Circadia learns only from sleep histories people have voluntarily shared. Not your private log, not bought datasets, not scraped data — only opt-in. That is the whole story on data. (The previous post — What happens when you share sleep data — walks through exactly how shared data flows through the system, if you want the full breakdown.)

What that means for accuracy is more nuanced. Some users have logged twenty sleeps. Some have logged hundreds. A few long histories teach the model things short ones never could — slow drift, recovery patterns, what happens when the same person's rhythm changes over months. Those long histories shape what the forecast learns first, because there is simply more in them to learn from.

So the model is unusually good at patterns that resemble what it has already seen. Free-running Non-24 with steady drift? It has seen a lot of that. It will fit fast. Delayed sleep phase with strong weekly variation? Less common in the pool right now, slightly more uncertain at first.

If your pattern is well-represented in the shared pool, the new forecast may feel noticeably better right away, especially after rough patches. If your pattern is unusual — polyphasic, shift work, sudden treatment changes, post-illness recovery weeks — it may take more of your own data before the forecast catches up. Your own shared history teaches the model your rhythm directly. The broader pool fills in the background.
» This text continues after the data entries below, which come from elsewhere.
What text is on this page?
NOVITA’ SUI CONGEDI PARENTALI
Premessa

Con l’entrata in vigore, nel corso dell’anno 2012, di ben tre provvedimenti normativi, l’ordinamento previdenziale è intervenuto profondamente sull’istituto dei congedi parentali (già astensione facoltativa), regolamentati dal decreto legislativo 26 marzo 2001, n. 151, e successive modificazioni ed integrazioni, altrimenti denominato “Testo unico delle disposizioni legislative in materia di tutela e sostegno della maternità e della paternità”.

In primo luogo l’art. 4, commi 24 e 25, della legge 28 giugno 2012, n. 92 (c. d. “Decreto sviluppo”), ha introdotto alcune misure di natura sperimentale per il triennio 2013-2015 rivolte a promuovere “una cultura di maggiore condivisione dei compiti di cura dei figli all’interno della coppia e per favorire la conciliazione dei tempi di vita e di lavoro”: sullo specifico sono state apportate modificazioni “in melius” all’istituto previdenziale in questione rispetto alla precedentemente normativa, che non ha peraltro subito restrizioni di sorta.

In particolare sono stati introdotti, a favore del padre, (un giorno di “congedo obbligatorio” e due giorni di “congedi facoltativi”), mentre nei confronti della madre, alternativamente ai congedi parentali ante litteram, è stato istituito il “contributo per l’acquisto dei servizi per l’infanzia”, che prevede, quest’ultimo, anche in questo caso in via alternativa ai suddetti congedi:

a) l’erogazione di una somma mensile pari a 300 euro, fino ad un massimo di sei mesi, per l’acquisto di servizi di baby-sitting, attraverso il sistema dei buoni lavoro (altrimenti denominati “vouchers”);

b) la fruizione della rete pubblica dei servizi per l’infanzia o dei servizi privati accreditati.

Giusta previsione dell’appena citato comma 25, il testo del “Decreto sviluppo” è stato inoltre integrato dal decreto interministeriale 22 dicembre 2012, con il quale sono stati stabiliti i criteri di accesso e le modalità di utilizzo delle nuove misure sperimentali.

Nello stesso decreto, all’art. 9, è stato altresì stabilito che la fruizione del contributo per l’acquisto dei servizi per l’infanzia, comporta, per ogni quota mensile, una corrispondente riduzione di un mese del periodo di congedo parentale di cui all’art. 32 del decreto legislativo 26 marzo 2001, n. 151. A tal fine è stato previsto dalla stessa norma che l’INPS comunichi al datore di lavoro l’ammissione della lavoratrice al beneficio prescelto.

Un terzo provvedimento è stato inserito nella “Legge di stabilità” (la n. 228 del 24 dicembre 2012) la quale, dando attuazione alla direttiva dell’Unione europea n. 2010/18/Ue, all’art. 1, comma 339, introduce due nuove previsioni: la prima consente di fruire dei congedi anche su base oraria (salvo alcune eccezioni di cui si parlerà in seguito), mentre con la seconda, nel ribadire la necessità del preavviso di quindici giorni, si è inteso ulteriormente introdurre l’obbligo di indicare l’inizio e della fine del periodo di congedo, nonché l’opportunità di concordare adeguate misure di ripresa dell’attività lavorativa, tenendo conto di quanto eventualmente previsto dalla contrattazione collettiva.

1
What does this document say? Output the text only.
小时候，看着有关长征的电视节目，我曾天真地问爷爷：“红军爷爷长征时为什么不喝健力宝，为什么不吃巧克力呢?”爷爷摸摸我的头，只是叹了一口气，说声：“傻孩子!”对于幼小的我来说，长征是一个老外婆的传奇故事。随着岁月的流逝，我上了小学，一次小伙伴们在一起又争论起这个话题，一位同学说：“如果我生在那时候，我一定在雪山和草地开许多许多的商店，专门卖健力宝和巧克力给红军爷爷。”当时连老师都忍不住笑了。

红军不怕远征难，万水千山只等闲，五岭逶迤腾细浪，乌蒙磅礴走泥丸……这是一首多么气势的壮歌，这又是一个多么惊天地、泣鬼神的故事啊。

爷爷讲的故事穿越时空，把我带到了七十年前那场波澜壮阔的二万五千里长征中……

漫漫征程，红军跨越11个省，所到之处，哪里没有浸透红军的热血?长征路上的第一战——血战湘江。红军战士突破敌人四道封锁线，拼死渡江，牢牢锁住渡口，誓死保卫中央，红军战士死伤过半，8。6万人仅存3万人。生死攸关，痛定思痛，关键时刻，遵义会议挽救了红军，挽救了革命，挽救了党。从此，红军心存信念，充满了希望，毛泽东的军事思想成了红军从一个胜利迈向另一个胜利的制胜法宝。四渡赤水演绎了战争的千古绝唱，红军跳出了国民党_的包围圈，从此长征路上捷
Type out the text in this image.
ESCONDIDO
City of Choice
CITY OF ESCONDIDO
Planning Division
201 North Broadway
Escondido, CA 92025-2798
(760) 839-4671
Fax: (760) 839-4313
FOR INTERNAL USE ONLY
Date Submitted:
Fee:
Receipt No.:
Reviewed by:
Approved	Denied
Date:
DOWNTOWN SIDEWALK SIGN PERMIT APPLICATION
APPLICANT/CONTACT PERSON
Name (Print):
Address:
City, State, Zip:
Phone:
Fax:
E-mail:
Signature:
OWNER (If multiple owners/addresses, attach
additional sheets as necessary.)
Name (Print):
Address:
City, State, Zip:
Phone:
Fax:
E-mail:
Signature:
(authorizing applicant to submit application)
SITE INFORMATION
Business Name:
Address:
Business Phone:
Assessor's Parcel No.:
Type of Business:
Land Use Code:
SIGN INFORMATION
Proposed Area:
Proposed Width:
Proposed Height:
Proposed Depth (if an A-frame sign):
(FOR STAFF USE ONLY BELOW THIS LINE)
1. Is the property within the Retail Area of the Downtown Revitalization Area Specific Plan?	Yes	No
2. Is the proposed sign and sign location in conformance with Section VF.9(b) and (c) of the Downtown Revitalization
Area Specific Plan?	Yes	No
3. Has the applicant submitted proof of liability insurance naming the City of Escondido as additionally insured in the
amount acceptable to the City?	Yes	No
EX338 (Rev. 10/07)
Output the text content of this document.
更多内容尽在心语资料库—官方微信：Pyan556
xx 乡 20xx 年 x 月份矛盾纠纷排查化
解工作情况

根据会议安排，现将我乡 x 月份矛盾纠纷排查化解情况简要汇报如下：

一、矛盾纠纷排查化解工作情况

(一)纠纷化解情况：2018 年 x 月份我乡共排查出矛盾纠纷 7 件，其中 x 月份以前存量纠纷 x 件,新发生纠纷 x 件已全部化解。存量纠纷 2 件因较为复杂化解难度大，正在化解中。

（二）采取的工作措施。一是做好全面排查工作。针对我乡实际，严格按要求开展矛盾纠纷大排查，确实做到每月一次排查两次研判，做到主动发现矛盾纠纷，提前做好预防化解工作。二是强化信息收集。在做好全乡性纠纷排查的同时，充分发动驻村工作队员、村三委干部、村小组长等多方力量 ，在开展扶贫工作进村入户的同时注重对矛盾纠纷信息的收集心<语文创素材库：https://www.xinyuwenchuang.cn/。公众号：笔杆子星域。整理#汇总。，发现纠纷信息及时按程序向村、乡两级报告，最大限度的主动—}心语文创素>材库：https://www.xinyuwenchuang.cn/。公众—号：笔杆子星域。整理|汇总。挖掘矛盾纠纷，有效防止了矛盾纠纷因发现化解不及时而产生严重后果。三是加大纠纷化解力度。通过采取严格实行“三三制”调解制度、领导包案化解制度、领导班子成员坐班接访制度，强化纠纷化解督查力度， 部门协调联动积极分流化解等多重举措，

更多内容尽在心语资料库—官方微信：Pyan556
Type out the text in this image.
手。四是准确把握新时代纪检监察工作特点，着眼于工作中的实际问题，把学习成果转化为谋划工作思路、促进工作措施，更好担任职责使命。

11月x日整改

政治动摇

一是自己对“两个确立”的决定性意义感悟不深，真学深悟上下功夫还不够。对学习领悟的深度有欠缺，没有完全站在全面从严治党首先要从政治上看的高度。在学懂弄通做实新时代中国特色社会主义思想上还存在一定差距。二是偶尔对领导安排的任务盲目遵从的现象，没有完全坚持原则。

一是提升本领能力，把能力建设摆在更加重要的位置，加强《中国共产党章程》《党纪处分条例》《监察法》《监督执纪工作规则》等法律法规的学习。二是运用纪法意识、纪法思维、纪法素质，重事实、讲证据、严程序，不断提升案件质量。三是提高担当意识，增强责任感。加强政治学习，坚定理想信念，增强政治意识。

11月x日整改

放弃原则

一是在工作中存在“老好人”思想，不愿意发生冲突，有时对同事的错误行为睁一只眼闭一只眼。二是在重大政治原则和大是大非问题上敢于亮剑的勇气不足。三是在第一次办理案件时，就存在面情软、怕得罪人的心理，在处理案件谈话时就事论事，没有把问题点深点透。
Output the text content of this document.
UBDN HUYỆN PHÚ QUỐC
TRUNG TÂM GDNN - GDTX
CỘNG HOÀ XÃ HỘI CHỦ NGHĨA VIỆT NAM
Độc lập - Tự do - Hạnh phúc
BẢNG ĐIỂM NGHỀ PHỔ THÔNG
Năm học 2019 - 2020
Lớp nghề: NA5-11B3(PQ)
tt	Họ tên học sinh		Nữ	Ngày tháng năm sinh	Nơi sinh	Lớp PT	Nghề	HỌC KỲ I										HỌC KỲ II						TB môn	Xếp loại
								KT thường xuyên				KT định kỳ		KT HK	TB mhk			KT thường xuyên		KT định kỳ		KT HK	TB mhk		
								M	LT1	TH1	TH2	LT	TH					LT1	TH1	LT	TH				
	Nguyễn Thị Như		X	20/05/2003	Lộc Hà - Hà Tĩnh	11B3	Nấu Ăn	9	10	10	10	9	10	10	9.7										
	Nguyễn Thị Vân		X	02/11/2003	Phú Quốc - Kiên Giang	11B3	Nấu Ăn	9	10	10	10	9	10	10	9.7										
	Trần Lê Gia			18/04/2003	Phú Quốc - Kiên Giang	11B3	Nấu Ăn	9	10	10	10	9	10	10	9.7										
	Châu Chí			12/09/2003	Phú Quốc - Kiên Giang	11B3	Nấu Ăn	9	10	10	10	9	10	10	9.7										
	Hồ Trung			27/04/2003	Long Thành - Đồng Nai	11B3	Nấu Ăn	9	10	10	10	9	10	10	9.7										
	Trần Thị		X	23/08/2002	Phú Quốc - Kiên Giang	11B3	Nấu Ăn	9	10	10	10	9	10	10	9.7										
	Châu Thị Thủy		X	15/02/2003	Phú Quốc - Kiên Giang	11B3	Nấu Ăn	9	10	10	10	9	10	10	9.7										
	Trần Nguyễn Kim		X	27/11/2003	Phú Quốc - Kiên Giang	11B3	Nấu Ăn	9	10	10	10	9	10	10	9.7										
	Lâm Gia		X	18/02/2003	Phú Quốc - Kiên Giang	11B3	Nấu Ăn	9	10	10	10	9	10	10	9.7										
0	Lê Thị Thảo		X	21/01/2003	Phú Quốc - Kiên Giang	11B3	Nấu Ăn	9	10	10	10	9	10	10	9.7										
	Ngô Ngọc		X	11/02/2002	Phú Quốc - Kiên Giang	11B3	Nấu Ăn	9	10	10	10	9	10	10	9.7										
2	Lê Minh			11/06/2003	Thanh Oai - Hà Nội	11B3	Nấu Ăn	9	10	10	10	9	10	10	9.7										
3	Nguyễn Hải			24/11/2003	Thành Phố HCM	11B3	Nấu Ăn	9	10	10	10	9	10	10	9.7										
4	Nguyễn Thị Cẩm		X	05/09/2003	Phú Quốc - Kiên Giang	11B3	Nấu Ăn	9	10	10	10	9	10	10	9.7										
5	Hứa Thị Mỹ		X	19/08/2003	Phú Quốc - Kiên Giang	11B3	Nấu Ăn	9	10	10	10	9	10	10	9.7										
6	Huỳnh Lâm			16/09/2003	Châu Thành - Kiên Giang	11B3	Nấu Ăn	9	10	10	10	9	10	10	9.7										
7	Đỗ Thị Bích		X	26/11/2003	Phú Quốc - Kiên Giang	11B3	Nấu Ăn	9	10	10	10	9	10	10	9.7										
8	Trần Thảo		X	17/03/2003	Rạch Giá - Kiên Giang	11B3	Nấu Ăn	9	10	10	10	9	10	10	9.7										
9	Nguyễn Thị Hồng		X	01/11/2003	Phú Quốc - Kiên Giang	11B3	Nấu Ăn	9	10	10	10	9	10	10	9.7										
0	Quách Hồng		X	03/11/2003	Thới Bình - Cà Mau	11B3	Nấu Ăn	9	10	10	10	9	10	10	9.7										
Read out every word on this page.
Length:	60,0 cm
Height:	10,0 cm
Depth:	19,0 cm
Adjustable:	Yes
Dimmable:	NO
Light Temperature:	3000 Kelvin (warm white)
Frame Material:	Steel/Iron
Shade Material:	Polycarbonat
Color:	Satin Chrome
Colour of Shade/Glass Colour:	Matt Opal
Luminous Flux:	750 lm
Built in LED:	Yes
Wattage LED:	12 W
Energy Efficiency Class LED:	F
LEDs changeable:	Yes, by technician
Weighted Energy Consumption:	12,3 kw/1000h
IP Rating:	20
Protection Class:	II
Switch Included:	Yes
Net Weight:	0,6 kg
The forecast gets better the more people let it see where it is wrong. That is why sharing matters, and why every piece of feedback shapes the next version.

What this is, and what is next

The new adaptive forecast is a real step forward, especially for the chaotic weeks the previous model struggled with. It is faster to recognize when something genuinely changed, slower to overreact to one weird night, and more honest about uncertainty when the evidence is not clear yet.

It is also a foundation. The model now reads your context — tags, light, illness, stress, meds — and tracks multiple possibilities at once. Both of those capabilities unlock things the old model could not do. Future updates can build on them: better polyphasic handling for users who sleep multiple times per day, smarter recovery detection after crashes or illness, deeper personalization based on which of your tags actually predict your patterns, and better calibration for sleep types the model has not seen enough of yet.

If the forecast works for you, tell us. If it does not, tell us that too. If a specific situation feels like it should be tracked better — a kind of disruption, a tag, a sleep pattern — that is a useful signal as well. Forecasting like this is a loop, not a release: predict, compare against what actually happened, adjust, validate against fresh data, ship the version that holds up, repeat.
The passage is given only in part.